My goal in this notebook is to normalize the attribute type names. I am going through all of the attribute types `samples/attributes/name` from the SRA and trying to decide if they are related to {sex, developmental_stage, tissue, or cell_type}. I am storing the mappings in `config/attribute_type.yaml`.

In [1]:
from time import sleep
import joblib
import yaml
import pyperclip
from more_itertools import flatten
from pymongo import MongoClient
from IPython.display import display, Markdown, clear_output

# Get a list of Attribute Types

In [2]:
rnaseq_srxs = joblib.load("../output/library_strategy-wf/rnaseq_inliers.pkl")

with MongoClient() as client:
    db = client["sramongo"]
    ncbi = db["ncbi"]

    attribute_types = sorted(list({
        x["attribute_type"]
        for x in ncbi.aggregate(
            [
                {"$match": {"srx": {"$in": rnaseq_srxs}}},
                {"$unwind": {"path": "$sample.attributes"}},
                {"$project": {"_id": 0, "attribute_type": "$sample.attributes.name"}},
            ]
        )
    }), key=lambda x: x.lower())

print(f"There are {len(attribute_types):,} unique attribute types.")
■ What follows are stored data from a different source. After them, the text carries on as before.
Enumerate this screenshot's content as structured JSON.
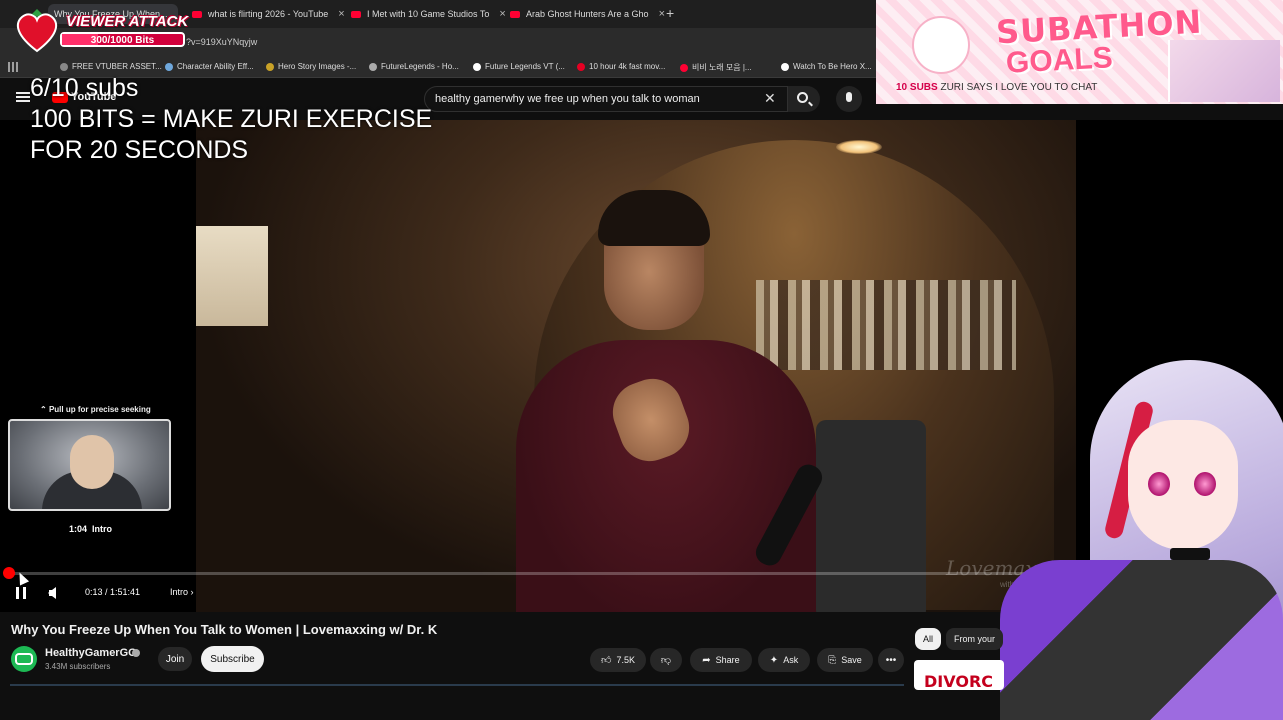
{
  "browser": {
    "tabs": [
      {
        "title": "Why You Freeze Up When...",
        "active": true
      },
      {
        "title": "what is flirting 2026 - YouTube"
      },
      {
        "title": "I Met with 10 Game Studios To"
      },
      {
        "title": "Arab Ghost Hunters Are a Gho"
      }
    ],
    "url": "?v=919XuYNqyjw",
    "bookmarks": [
      "FREE VTUBER ASSET...",
      "Character Ability Eff...",
      "Hero Story Images -...",
      "FutureLegends - Ho...",
      "Future Legends VT (...",
      "10 hour 4k fast mov...",
      "비비 노래 모음 |...",
      "Watch To Be Hero X..."
    ]
  },
  "youtube": {
    "logo": "YouTube",
    "search_value": "healthy gamerwhy we free up when you talk to woman"
  },
  "overlays": {
    "subs_goal": "6/10 subs",
    "bits_goal": "100 BITS = MAKE ZURI EXERCISE FOR 20 SECONDS",
    "viewer_attack": {
      "title": "VIEWER ATTACK",
      "count": "300/1000 Bits",
      "progress": 0.3
    },
    "subathon": {
      "title": "SUBATHON",
      "subtitle": "GOALS",
      "goal_bold": "10 SUBS",
      "goal_text": "ZURI SAYS I LOVE YOU TO CHAT"
    },
    "watermark": "Lovemaxxing",
    "watermark_sub": "with Dr. K"
  },
  "player": {
    "pull_up_hint": "Pull up for precise seeking",
    "preview_time": "1:04",
    "preview_chapter": "Intro",
    "time": "0:13 / 1:51:41",
    "chapter": "Intro",
    "progress": 0.002
  },
  "video": {
    "title": "Why You Freeze Up When You Talk to Women | Lovemaxxing w/ Dr. K",
    "channel": "HealthyGamerGG",
    "subscribers": "3.43M subscribers",
    "join": "Join",
    "subscribe": "Subscribe",
    "likes": "7.5K",
    "share": "Share",
    "ask": "Ask",
    "save": "Save"
  },
  "recommendations": {
    "chips": [
      "All",
      "From your"
    ],
    "thumb_text": "DIVORC"
  },
  "colors": {
    "accent": "#ff0000",
    "subathon_pink": "#ff5a8c"
  }
}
There are 347 unique attribute types.


# Map Attribute Types to CV

In [3]:
def get_values(attribute_type):
    """Given an attribute type, give a set of all values."""
    with MongoClient() as client:
        db = client["sramongo"]
        ncbi = db["ncbi"]

        return {
            x["attribute_value"]
            for x in ncbi.aggregate(
                [
                    {"$unwind": {"path": "$sample.attributes"}},
                    {"$match": {"sample.attributes.name": attribute_type, "srx": {"$in": rnaseq_srxs}}},
                    {"$project": {"_id": 0, "attribute_value": "$sample.attributes.value"}},
                ]
            )
        }

In [12]:
# Print out attributes not yet in the mapper.

def keep_running():
    mapped_attributes = list(flatten(yaml.safe_load(open("config/attribute_type.yaml")).values()))
    for attribute_type in attribute_types:
        if attribute_type not in mapped_attributes:
            clear_output(wait=True)
            display(Markdown(f"## {attribute_type}"))
            pyperclip.copy(f'  - "{attribute_type}"\n')
            print(get_values(attribute_type), end="\r")
            sleep(5)
            keep_running()
keep_running()

## zygotic genotype

{'l(3)mbt[GM76]/Df', 'l(3)mbt[GM76]/+'}